でもその時ナディアレーヌ姫の首筋から香水じゃなくて、花の香がしたから・・・。」
その言葉にまた二人して固まった。
エルンが?
女性の香りを良い香りだと?花の香りだと?
エドと目があった。これはひょっとするとひょっとするかもしれない。
「あー・・・エルン。普段の君はどれだけちかづかれようともこの国の重要な貴族のご令嬢だとしても自ら近づくことはないし近づかせることはないって自覚はあるか?」
「あの者たちは臭い。」
バッサリだ。
「いや、くさいわけ無いだろ!!磨き上げて香水ふってきてんだから!!」
「だからくさいのだ。」
いや、くさいと言われてもなぁ・・・。
まあ、俺もエドも香水が苦手だ。現にエドは自分の領地の特産品が花を使った香水や練り香水だ。
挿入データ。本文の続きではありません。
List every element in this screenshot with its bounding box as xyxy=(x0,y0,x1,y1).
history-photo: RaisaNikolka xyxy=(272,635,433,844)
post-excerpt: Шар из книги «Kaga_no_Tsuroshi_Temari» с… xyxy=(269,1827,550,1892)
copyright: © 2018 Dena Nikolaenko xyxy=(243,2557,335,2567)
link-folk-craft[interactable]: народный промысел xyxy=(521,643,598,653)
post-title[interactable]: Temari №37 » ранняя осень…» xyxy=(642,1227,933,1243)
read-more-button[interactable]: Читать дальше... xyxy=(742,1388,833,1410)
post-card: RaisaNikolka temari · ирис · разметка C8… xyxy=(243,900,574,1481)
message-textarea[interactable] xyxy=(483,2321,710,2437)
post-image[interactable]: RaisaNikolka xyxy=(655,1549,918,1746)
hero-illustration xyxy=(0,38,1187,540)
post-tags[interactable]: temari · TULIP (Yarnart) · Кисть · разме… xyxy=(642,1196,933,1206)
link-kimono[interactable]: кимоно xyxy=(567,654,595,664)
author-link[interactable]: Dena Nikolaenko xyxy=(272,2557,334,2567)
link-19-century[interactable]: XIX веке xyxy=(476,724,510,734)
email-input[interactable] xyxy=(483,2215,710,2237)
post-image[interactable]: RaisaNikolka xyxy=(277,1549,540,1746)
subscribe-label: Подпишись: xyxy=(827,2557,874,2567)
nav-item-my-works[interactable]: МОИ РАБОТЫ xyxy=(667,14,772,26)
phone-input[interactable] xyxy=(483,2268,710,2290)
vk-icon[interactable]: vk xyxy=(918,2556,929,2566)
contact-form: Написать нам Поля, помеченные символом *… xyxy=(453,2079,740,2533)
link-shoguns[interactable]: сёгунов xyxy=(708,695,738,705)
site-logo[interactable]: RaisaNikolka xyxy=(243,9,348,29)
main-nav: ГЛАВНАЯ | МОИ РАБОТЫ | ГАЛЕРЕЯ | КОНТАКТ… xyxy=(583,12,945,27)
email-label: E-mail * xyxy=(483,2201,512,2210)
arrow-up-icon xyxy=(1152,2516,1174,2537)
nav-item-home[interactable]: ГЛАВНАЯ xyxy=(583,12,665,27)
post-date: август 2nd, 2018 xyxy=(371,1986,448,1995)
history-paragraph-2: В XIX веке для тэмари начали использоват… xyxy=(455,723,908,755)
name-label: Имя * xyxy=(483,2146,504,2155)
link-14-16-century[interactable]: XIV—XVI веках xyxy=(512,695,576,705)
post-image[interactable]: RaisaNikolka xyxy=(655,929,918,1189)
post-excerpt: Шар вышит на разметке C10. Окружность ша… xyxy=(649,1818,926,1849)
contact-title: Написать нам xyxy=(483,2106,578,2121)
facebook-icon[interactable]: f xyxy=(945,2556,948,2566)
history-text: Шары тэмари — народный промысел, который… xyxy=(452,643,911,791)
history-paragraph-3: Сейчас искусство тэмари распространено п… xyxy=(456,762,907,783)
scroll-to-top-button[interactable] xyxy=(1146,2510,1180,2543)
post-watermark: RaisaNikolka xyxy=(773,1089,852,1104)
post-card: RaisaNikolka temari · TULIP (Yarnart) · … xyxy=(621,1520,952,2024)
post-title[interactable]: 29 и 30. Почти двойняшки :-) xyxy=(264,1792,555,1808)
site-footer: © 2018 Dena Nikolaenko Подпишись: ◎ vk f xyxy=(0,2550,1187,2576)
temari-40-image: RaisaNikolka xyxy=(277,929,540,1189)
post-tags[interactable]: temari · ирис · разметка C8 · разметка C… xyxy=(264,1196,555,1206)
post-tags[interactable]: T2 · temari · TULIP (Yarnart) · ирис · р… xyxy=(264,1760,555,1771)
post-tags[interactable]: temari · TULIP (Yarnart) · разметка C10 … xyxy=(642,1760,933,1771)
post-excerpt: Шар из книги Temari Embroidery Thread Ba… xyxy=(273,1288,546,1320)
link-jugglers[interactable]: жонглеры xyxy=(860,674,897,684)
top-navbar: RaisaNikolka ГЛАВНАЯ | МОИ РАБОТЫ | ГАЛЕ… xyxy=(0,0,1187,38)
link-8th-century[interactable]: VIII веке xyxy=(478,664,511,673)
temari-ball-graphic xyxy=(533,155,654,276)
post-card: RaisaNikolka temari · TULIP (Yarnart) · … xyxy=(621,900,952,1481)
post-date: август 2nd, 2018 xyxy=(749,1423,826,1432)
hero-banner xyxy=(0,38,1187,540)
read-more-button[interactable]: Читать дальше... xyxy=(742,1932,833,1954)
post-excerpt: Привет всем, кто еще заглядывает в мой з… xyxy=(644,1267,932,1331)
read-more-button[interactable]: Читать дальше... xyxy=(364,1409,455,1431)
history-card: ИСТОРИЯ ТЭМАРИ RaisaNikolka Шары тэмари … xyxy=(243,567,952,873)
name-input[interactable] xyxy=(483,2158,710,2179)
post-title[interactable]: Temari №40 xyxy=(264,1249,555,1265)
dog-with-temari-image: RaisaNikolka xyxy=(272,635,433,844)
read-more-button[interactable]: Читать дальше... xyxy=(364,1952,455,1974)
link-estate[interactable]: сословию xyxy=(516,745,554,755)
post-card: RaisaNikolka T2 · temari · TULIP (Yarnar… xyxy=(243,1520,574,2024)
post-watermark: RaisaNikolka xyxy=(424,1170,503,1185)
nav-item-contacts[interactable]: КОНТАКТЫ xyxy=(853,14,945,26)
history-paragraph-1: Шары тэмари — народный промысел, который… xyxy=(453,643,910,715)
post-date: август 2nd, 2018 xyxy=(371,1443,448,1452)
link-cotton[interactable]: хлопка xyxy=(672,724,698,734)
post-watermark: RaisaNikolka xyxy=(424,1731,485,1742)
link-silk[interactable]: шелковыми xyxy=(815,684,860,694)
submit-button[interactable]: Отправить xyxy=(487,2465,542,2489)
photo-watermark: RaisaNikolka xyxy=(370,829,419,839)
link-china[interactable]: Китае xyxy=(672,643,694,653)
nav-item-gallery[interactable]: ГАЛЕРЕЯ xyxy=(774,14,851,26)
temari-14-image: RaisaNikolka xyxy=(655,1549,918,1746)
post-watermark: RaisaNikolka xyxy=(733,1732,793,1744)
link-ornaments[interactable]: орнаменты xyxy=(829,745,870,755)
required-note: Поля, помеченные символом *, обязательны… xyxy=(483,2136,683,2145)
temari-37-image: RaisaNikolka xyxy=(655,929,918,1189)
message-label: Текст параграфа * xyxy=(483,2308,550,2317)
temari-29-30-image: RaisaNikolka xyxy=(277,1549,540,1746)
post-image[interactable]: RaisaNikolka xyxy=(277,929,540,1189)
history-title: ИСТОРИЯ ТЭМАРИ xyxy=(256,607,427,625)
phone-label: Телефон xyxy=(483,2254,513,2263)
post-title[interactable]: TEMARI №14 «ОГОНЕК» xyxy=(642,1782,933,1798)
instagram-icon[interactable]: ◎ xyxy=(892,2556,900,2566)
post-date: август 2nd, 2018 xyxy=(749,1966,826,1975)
そのためにエルンの唯一好きなバラをふんだんにこの王宮に植えて管理してやっている。
「それにナディアレーヌ姫は当てたのだ。ロサ・キネンシスだと。嬉しくなってな。」
と、こちらが赤面するほどに蕩けそうな顔をして笑う。
そんな顔をするのは自分がどういった常態かだなんてきっと解っていない。
それが何たるかを。
ああ、こいつは知らないんだ。恋を。
だから自分が落ちたことが何なのか解っていない。
どうしてナディアレーヌ姫を近づかせたのかも、髪に触れたのかも。彼女の香りだけが安らぐのかも。
そういうことなんだということが解っていない。
軽くため息を付いてしまった。
そしていつまでも立ち止まっていられないと俺は先にあるき出す。
こんな話廊下で出来るか!執務室に逃げ込むしか無いだろう。
俺の動きに合わせてエルンもエドも付いてくる。
動き出すのは護衛騎士の役割だ。先陣を切るために前を歩く。
速歩きで近づいてきたエドと目があった。
苦笑いをするエドは軽くエルンの方に振り返り、揺さぶりと爆弾を投下する。
「ああ、やっぱりかぁ。」
「は?」
そう話しながらエルンの機嫌がちょっとずつ悪くなってきているのを感じる。
ああ、早く着け。執務室は目の前なんだから。
ドアを開けて中を確かめて無人なことを確かめる。
以前どこかの伯爵令嬢が隠れていてエルンに迫ったことがあったため必ず俺が一番最初に入って安全を確かめる。
エルンの背後はエドが守る。
代替がこの布陣でこの部屋に入る。
大きく開け放ち、無人だということを知らせる。
それを見てエルンはすっと入ってきた。
扉を締めた途端に三人の空間にまた戻り。
そこで改めてエドが爆弾を投下した。
「で。惚れたんだな。」
おい・・・直球すぎるだろ!!
爆弾投下はエドでした。
エルンの無意識の溺愛の始まりです。